Gravity separation addresses several drawbacks inherent in magnetic separation procedures that utilize superparamagnetic particles including non-specific cell loss due to trapping, time of magnetic collection when using colloidal particles, and/or the high magnetic gradients required for collection of colloidal particles. When using superparamagnetic colloidal particles, there often is not sufficient magnetic force to hold the targeted cells at the wall of the chamber. This leads to contamination of the non-targeted cells with targeted cells. Also, sample preprocessing is often required (i.e. removal of red blood cells via density gradients before addition of superparamagnetic particles).
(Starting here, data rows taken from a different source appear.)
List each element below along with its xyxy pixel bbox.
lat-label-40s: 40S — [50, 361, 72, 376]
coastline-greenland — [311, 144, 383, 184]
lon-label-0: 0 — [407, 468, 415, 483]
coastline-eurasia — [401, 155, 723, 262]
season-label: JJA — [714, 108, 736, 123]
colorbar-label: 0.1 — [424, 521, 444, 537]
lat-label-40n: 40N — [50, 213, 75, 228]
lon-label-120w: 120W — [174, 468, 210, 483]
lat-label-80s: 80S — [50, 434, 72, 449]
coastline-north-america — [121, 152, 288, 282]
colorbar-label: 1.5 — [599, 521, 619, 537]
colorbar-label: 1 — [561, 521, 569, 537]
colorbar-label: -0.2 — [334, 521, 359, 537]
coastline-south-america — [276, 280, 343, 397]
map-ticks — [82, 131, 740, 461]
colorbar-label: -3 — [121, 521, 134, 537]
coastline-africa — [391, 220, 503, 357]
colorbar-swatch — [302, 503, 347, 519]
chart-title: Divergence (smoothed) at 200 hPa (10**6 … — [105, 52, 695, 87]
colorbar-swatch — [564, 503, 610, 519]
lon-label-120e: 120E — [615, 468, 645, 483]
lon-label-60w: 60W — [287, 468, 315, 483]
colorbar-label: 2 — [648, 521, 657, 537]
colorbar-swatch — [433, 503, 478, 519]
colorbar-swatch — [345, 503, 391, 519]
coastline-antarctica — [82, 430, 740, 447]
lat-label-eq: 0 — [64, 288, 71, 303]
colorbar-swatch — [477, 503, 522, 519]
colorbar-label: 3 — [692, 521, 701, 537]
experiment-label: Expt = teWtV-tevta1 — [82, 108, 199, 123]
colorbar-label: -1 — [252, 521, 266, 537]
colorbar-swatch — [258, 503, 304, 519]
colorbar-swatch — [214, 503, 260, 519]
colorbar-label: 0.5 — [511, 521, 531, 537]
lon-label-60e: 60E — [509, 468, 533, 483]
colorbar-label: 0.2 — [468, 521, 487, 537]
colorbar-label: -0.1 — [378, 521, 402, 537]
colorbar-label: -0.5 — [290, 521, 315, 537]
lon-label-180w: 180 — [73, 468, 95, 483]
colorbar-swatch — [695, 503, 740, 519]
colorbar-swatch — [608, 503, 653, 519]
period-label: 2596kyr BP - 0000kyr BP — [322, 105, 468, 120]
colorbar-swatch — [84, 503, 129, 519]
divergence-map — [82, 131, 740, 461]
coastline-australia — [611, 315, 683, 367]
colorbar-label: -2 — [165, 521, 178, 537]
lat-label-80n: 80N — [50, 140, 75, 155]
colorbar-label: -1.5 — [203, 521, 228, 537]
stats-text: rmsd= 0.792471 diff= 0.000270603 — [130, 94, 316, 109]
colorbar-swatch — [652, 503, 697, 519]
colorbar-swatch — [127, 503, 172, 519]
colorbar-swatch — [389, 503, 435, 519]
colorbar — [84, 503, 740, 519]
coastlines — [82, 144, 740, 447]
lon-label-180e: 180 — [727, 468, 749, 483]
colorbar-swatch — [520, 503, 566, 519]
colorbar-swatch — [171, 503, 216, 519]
However, by using gravity selection, sample preprocessing can often be eliminated and minimal cell loss of non-target cells occurs, but a drawback of the conventional art has been that due to the size of the particles and the nature of gravity mixing, cells with low antigen density are not easily isolated, thus limiting its utility.
Accordingly, it would be desirable to have an effective method of depleting or selecting one or more populations of cells or cell-like material without affecting the remaining populations in the sample, over a broad range of antigen density on the cell surface. The method ideally should be inexpensive, fast, result in high yield and not restricted by the sample volume.